私たちが、ウィーン12区の、申し訳ないけれど最初見たとき幽霊屋敷と思った程ボロいアパートに住んでいた頃、だから、多分1991〜92年頃、街中でどうしても眼について気になるポスターがあった。
私は、普段視覚に訴えるものに弱くて、選挙ポスターで極右政党が「ウィーンをイスタンブールにするな!」とか外国人排斥を謳っていても、自分も外国人なのに一向に見ていなくて、夫と娘に呆れられるのだが、当時そのポスターは、吸い付けられるように見てしまうのだった。それは、アロマ・テラピーの精油のメーカーのポスターで、それを取り扱う薬局によく貼られてあった。ある時、夫にその旨を伝えると「あれは、有名なポンペイの壁画だ」と物知りの彼は教えてくれた。
上の写真が、ポンペイの壁画の「la primavera」
それから何年も経って、アパートも12区から2回引っ越して今のところへ移ってから、またこの絵に出合う幸運が巡ってきた。日本にいた頃は、カレンダーってもらうものだと思っていたが、ここでは、買う方が一般的だ。我が家も毎年11月頃になると次の年のカレンダーを探し始める。木や自然を題材にしたカレンダーもあったけれど、絵のカレンダーを選ぶことが断然多い。ジョットー、フラ・アンジェリコ、ボッティチェッリ、ダ・ヴィンチ、ラファエロ、ミケランジェロ、ブリューゲル、フェルメール、レンブラント.......去年は広重、一昨年はアメリカのノーマン・ロックウェル、今年はスウェーデンのカール・ラールソン......
話を元に戻すと、そう、あの絵のカレンダーを見つけたのだ。薬局にポスターが貼られていた頃、余程譲って欲しいと頼もうかと思ったのだけど、流石に出来なかった私は、賢一も賛成してくれたので大喜びでそのカレンダーを手に入れた。これは、美しい絵でお好きな方は多いと思うけれど、私も無性に好きなのだ。多分、前世のどこかで、古代ローマでイタグレを飼っていたんじゃないかと想像している。
最初の画像「春」は、そんな訳で使い古しのカレンダーの一枚を額に入れ、それを背景にして、手前にヴァイオリンを置き、私がこんな風な構図はどう?とお伺いを立てると、賢一も気に入って描いてくれた絵である。
余談になるが、賢一がどこかで聞いた話で、文豪川端康成は、かの絵の複製を棺に入れてくれ、と言った程気に入っていたとか。

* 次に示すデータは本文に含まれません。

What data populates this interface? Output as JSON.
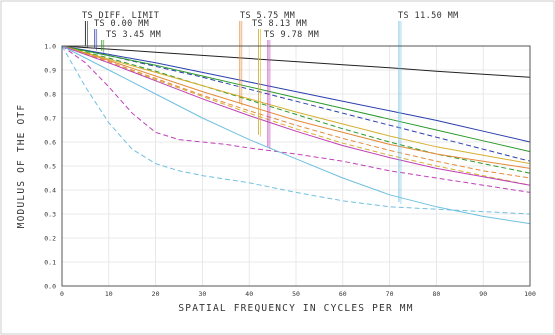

この話の出典を探してみたが見つからなかったので眉唾っぽいが、川端康成はグレイハウンドを飼い、「わが犬の記」や「愛犬家心得」という短いが興味深い文章も書いているなかなかの犬好きで、私は勝手に、グレイハウンドのような紀元前からいる犬種を嗜好する人は、きっとあの絵にも惹かれるだろう、と睨んでいる。